Core i3 convertible, anyone? Toshiba's Satellite U920T Ultrabook
Here, the conversion from tablet to laptop involves sliding back the touchscreen, revealing the keyboard beneath. You push it back all the way to the hinge before it can be tilted upright. This arrangement does at least allow for any screen angle covering around 90 degrees, as the hinge holds firm very well. That said, if you try to partially close the screen to get to sockets at the back you're going to find it a habit that needs breaking so that hinge doesn't.
Returning to tablet form does involve lying the screen flat before sliding across, so while it all functions well enough, you do need to apply a bit of thought to hurriedly putting it away. You can’t snap it shut like a laptop as the screen doesn’t fold that far and leaving it open is bulky and potentially vulnerable. Indeed, having a 12.5in, 16:9 aspect screen means there’s plenty of it for you to want to pack away neatly.

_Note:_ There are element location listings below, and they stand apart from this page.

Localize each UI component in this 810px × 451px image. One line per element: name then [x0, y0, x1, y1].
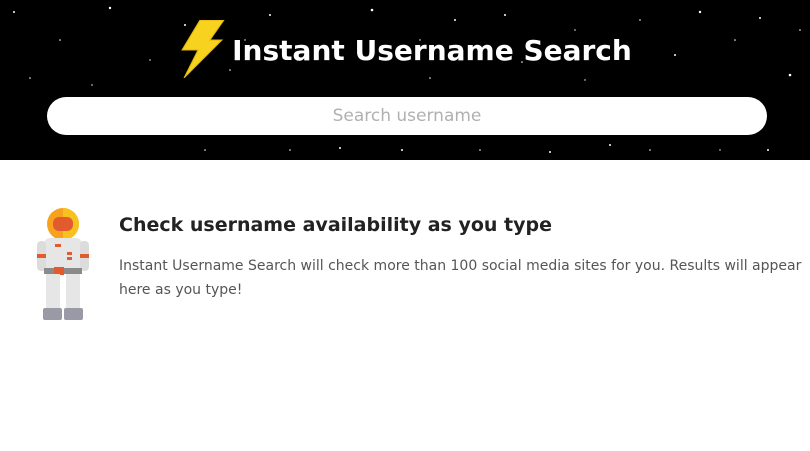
page-title: Instant Username Search	[232, 33, 632, 67]
brand: Instant Username Search	[0, 20, 810, 78]
search-input[interactable]	[47, 97, 767, 135]
astronaut-icon	[37, 208, 89, 320]
info-description: Instant Username Search will check more …	[119, 258, 802, 298]
header-banner: Instant Username Search	[0, 0, 810, 160]
lightning-bolt-icon	[181, 20, 225, 78]
info-section: Check username availability as you type …	[0, 160, 810, 451]
info-heading: Check username availability as you type	[119, 214, 552, 236]
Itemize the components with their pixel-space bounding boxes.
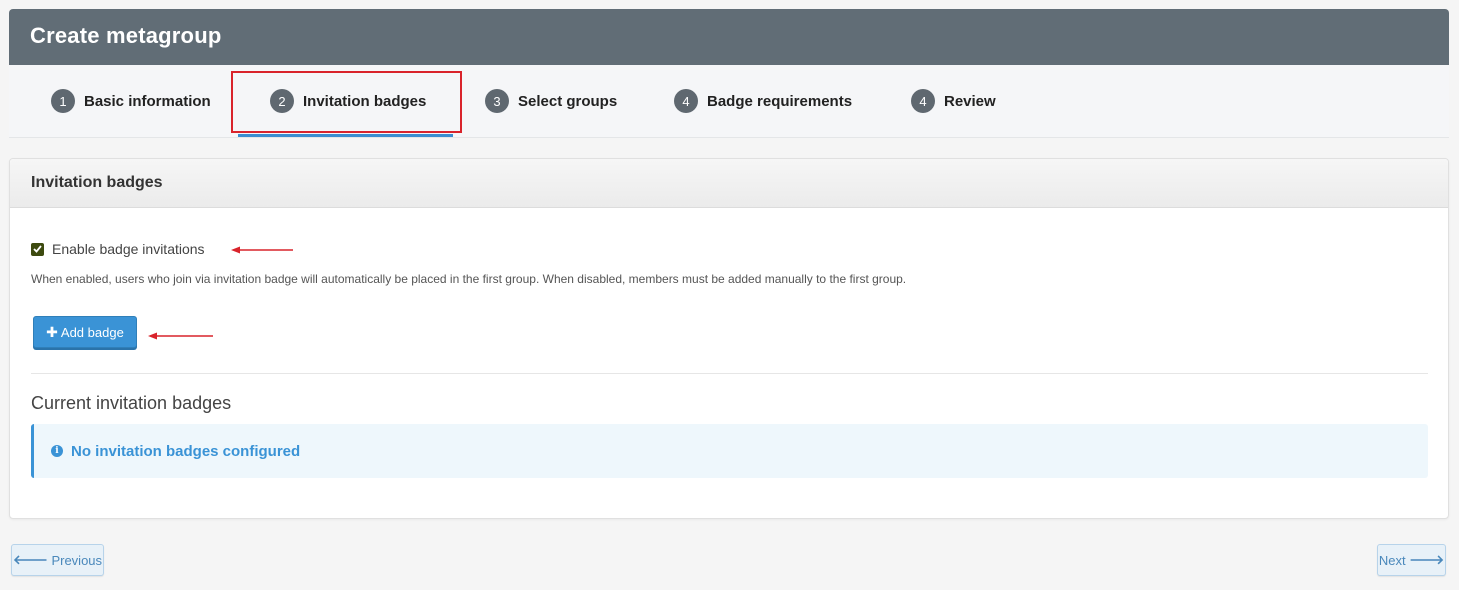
annotation-arrow-icon [231,246,293,254]
annotation-arrow-icon [148,332,213,340]
arrow-left-icon: 🡐 [12,552,48,567]
step-invitation-badges[interactable]: 2 Invitation badges [270,89,426,113]
step-label: Select groups [518,92,618,110]
step-label: Invitation badges [303,92,427,110]
step-label: Badge requirements [707,92,853,110]
panel-title: Invitation badges [31,174,163,191]
next-button[interactable]: Next 🡒 [1377,544,1446,576]
step-review[interactable]: 4 Review [911,89,996,113]
divider [31,373,1428,374]
add-badge-button[interactable]: ✚ Add badge [33,316,137,348]
arrow-right-icon: 🡒 [1409,552,1445,567]
active-step-indicator [238,134,453,137]
step-select-groups[interactable]: 3 Select groups [485,89,617,113]
current-badges-title: Current invitation badges [31,393,232,413]
enable-badge-invitations-checkbox[interactable] [31,242,44,256]
step-number: 4 [674,89,698,113]
enable-badge-invitations[interactable]: Enable badge invitations [31,241,205,257]
page-title: Create metagroup [30,23,222,48]
help-text: When enabled, users who join via invitat… [31,272,907,286]
info-icon: i [51,445,63,457]
add-badge-label: Add badge [60,324,124,340]
page-header: Create metagroup [9,9,1449,65]
next-label: Next [1378,552,1406,568]
step-number: 1 [51,89,75,113]
panel-header: Invitation badges [10,159,1448,208]
step-number: 2 [270,89,294,113]
previous-label: Previous [51,552,103,568]
step-basic-information[interactable]: 1 Basic information [51,89,211,113]
plus-icon: ✚ [46,323,58,340]
empty-state-message: No invitation badges configured [71,442,301,460]
previous-button[interactable]: 🡐 Previous [11,544,104,576]
step-badge-requirements[interactable]: 4 Badge requirements [674,89,852,113]
step-label: Basic information [84,92,211,110]
wizard-steps: 1 Basic information 2 Invitation badges … [9,65,1449,138]
checkbox-label: Enable badge invitations [52,241,205,257]
empty-state-alert: i No invitation badges configured [31,424,1428,478]
step-number: 3 [485,89,509,113]
checkmark-icon [33,245,42,253]
step-label: Review [944,92,996,110]
step-number: 4 [911,89,935,113]
invitation-badges-panel: Invitation badges Enable badge invitatio… [9,158,1449,519]
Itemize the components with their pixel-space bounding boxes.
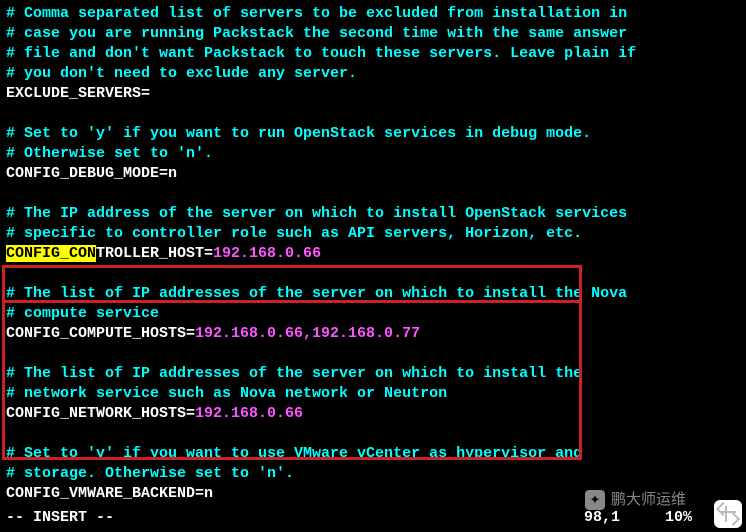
vim-mode-indicator: -- INSERT -- — [6, 508, 114, 528]
comment-line: # specific to controller role such as AP… — [6, 225, 582, 242]
comment-line: # storage. Otherwise set to 'n'. — [6, 465, 294, 482]
comment-line: # you don't need to exclude any server. — [6, 65, 357, 82]
comment-line: # The list of IP addresses of the server… — [6, 365, 582, 382]
comment-line: # compute service — [6, 305, 159, 322]
watermark: ✦ 鹏大师运维 — [585, 490, 686, 510]
config-value-controller-host: 192.168.0.66 — [213, 245, 321, 262]
vim-cursor-position: 98,1 — [584, 508, 620, 528]
comment-line: # Set to 'y' if you want to run OpenStac… — [6, 125, 591, 142]
comment-line: # The list of IP addresses of the server… — [6, 285, 627, 302]
wechat-icon: ✦ — [585, 490, 605, 510]
comment-line: # file and don't want Packstack to touch… — [6, 45, 636, 62]
overlay-icon — [714, 500, 742, 528]
comment-line: # case you are running Packstack the sec… — [6, 25, 627, 42]
comment-line: # The IP address of the server on which … — [6, 205, 627, 222]
config-value-compute-hosts: 192.168.0.66,192.168.0.77 — [195, 325, 420, 342]
config-key-exclude-servers: EXCLUDE_SERVERS= — [6, 85, 150, 102]
config-value-network-hosts: 192.168.0.66 — [195, 405, 303, 422]
watermark-text: 鹏大师运维 — [611, 490, 686, 510]
vim-status-bar: -- INSERT -- 98,1 10% — [6, 508, 740, 528]
comment-line: # Comma separated list of servers to be … — [6, 5, 627, 22]
vim-file-percent: 10% — [665, 508, 692, 528]
config-key-debug-mode: CONFIG_DEBUG_MODE= — [6, 165, 168, 182]
config-value-debug-mode: n — [168, 165, 177, 182]
search-highlight: CONFIG_CON — [6, 245, 96, 262]
terminal-editor[interactable]: # Comma separated list of servers to be … — [6, 4, 740, 504]
config-key-network-hosts: CONFIG_NETWORK_HOSTS= — [6, 405, 195, 422]
comment-line: # network service such as Nova network o… — [6, 385, 447, 402]
comment-line: # Set to 'y' if you want to use VMware v… — [6, 445, 582, 462]
comment-line: # Otherwise set to 'n'. — [6, 145, 213, 162]
config-value-vmware-backend: n — [204, 485, 213, 502]
config-key-compute-hosts: CONFIG_COMPUTE_HOSTS= — [6, 325, 195, 342]
config-key-vmware-backend: CONFIG_VMWARE_BACKEND= — [6, 485, 204, 502]
config-key-controller-host: TROLLER_HOST= — [96, 245, 213, 262]
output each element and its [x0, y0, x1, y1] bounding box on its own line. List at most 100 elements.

Slide to open: It actually clicks into this position so you can use the camera on the back and the trackpad to fire the shutter
Toshiba offers the Satellite U920T with either a 1.8GHz Intel Core i3-3217U CPU or a 1.7GHz Core i5-3317U. While there are 4GB or 8GB of RAM options, the Samsung SSD provided is only 128GB, which leaves a mere 67GB out of the box, although this does include a recovery parition. The screen resolution on all models remains at 1366 x 768, which actually works out quite well for some touchscreen work. Even though it might not appeal to all inclined to use it as a laptop, it does output full HD from the HDMI port.
There are two USB 3.0 ports with one allowing charge during sleep, which is handy. The mic-headphones combo socket is next to the SD card slot, that’s well hidden behind a plastic cover. If you’re less than thrilled by the SSD limits, the SD card slot can take up some of the slack for movies, music and suchlike. The 1Mp webcam is nothing special but easy to overlook is the rear facing 3Mp autofocus camera on the back of the screen that’s closed off in tablet mode. Alas, this is no great shakes either.
Easy to miss when in place – a plastic cover hides the SD card slot
Curiously, Toshiba doesn’t provide any photo apps, yet stuffs Nero 12 Essentials media backup and authoring wares on this Ultrabook, even though it lacks an optical drive. You’ll need to get to the Modern interface to use the standalone Camera functions. This opens the possibility of being lured into finding other photo apps on the Store as you seek out Skype and more.